Convenção exige medidas dos governos para proteger os trabalhadores da violência e do assédio, especialmente às mulheres.
OIT/ © Crozet / Pouteau
Convenção exige medidas dos governos para proteger os trabalhadores da violência e do assédio, especialmente às mulheres.

Normas para diminuir a incidência do problema

A representante disse esperar que mais ações sejam tomadas para ratificar e implementar a Convenção 190 da OIT. O documento, junto com a Recomendação 206 são as primeiras normas internacionais de trabalho que fornecem uma estrutura comum para prevenir, remediar e eliminar a violência e o assédio no mundo do trabalho, incluindo gênero violência e assédio.

A Convenção inclui o reconhecimento específico, pela primeira vez no direito internacional, do direito de todos a um mundo de trabalho livre de violência e assédio, e estabelece a obrigação de respeitar, promover e concretizar isso.

O sócio da Gallup, Andrew Rzepa, afirma que “por muito tempo, empresas e organizações não souberam ou não quiseram lidar com a violência e o assédio no local de trabalho”. Segundo ele, estes dados fornecem uma linha de base que pode ser usado para rastrear o progresso necessário.

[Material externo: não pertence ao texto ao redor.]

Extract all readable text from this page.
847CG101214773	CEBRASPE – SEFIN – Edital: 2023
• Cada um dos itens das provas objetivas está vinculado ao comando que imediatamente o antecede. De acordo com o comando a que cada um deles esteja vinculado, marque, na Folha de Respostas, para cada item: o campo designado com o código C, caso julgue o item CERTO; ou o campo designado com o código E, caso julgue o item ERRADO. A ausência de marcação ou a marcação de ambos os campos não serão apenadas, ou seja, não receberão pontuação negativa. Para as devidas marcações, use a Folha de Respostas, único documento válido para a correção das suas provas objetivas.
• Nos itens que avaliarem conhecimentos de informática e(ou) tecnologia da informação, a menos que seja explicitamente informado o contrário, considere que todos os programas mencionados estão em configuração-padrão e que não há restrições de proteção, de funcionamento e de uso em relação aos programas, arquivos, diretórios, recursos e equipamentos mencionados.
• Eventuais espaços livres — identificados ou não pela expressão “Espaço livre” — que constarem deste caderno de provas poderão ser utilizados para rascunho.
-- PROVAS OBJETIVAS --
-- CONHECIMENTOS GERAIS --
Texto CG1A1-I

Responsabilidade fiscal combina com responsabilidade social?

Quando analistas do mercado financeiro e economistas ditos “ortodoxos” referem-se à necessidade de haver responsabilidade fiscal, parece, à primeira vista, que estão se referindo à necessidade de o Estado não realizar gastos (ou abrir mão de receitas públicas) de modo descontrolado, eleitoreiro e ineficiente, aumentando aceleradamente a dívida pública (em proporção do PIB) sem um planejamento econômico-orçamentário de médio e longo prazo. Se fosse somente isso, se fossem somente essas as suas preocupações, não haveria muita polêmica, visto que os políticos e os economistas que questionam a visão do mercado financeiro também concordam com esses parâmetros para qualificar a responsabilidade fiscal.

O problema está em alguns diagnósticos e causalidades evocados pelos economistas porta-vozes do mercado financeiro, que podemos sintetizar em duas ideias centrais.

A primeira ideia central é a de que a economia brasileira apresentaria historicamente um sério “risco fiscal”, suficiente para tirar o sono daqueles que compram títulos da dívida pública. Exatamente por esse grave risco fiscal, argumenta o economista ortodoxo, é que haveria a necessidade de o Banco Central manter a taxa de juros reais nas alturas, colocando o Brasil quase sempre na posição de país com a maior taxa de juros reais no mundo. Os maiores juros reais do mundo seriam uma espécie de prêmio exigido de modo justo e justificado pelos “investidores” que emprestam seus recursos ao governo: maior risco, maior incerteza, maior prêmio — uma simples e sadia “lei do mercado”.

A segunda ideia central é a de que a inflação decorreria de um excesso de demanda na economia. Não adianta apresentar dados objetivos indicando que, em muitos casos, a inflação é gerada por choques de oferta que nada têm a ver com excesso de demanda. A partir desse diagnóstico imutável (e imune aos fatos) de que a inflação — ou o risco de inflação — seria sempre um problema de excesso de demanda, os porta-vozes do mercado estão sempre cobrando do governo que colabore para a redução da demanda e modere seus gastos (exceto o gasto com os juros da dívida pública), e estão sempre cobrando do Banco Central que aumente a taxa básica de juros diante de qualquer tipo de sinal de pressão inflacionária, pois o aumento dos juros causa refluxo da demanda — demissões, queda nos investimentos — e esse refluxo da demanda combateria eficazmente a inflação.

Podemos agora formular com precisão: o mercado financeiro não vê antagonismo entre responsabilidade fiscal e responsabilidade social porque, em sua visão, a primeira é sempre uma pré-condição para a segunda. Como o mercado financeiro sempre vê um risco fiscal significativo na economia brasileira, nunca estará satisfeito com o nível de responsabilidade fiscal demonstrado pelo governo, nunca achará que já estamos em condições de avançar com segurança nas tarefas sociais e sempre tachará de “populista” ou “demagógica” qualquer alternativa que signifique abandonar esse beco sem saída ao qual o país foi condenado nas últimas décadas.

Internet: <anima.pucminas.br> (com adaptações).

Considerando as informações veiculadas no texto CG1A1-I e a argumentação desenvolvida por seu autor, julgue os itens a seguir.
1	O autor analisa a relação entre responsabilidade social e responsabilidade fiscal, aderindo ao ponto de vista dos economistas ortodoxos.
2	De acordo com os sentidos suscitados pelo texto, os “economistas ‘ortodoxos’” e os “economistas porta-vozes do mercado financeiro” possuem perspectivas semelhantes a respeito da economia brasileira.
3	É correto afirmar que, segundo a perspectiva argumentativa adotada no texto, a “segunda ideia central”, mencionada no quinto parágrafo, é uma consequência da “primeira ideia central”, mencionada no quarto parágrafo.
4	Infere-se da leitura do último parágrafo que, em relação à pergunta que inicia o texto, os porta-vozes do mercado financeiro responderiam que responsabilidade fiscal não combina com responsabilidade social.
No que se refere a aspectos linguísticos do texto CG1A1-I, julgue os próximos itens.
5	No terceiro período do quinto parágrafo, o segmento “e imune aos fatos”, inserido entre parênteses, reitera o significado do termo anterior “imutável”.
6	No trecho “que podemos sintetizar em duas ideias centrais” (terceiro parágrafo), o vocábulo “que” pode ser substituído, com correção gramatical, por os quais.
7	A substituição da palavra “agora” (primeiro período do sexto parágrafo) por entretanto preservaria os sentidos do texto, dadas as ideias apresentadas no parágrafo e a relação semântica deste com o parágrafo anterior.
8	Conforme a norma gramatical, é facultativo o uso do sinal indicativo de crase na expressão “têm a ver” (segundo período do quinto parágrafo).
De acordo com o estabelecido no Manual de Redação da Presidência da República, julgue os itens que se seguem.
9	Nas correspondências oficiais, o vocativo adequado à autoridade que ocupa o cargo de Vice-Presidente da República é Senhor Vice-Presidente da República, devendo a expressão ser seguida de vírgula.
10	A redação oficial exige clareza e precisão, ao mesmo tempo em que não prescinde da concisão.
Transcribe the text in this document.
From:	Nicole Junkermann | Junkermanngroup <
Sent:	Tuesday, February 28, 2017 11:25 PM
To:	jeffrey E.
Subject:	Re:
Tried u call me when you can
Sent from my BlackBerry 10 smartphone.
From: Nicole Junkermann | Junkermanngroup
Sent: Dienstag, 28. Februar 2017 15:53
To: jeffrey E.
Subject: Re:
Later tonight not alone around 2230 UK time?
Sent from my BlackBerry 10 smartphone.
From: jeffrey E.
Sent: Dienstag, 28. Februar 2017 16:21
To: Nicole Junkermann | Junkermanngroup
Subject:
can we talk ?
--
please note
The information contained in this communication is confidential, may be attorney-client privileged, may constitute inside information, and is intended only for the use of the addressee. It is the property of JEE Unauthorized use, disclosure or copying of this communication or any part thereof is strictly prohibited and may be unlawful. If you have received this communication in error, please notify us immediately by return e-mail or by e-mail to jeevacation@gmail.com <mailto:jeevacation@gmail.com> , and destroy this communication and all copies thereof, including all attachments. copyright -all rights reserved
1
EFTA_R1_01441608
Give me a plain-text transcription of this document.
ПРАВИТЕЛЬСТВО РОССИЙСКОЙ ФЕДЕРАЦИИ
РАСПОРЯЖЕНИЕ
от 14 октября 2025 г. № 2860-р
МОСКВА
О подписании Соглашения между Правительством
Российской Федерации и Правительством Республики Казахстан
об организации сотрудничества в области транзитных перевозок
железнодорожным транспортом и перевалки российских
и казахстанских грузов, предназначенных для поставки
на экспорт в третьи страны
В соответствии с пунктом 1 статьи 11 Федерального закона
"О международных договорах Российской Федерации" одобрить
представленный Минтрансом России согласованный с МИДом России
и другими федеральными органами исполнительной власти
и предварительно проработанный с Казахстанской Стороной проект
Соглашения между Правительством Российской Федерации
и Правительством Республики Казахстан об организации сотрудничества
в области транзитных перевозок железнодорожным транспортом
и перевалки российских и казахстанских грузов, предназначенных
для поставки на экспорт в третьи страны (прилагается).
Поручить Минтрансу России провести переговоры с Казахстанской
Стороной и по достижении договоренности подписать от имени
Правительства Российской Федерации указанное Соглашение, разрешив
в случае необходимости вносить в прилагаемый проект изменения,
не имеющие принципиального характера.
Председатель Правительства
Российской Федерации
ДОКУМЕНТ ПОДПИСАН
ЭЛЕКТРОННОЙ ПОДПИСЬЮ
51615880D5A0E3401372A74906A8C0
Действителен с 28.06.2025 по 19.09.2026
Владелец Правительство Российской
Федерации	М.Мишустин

Já a diretora de Evidências e Insights da Lloyd's Register Foundation, Sarah Cumber lembra que “para enfrentar desafios globais de segurança tão difíceis e enraizados como a violência e o assédio no trabalho, é fundamental ter bons dados para entender a extensão do problema e identificar aqueles que correm maior risco.

As recomendações do relatório:

  • Coleta regular de dados sólidos sobre violência e assédio no trabalho, nos níveis nacional, regional e global, para informar leis e mecanismos de prevenção e remediação, políticas e programas, além de pesquisa e defesa.
  • Ampliar e atualizar os mecanismos para prevenir e gerir de forma eficaz a violência e o assédio no mundo do trabalho, através de sistemas de inspeção e políticas e programas de segurança e saúde nesses ambientes.
  • Aumentar a conscientização para a violência e o assédio no trabalho, nas suas diferentes manifestações, com uma visão sobre mudança de percepções, estigmas, atitudes e comportamentos que podem perpetuar a violência e o assédio, como os baseados na discriminação.
  • Melhorar a capacidade das instituições em todos os níveis para fornecer prevenção, remediação e apoio eficazes, para construir a confiança das pessoas na justiça e garantir que as vítimas sejam apoiadas.

 

O estudo foi baseado em entrevistas realizadas em 2021 com quase 75 mil indivíduos empregados com 15 anos ou mais em 121 países e territórios.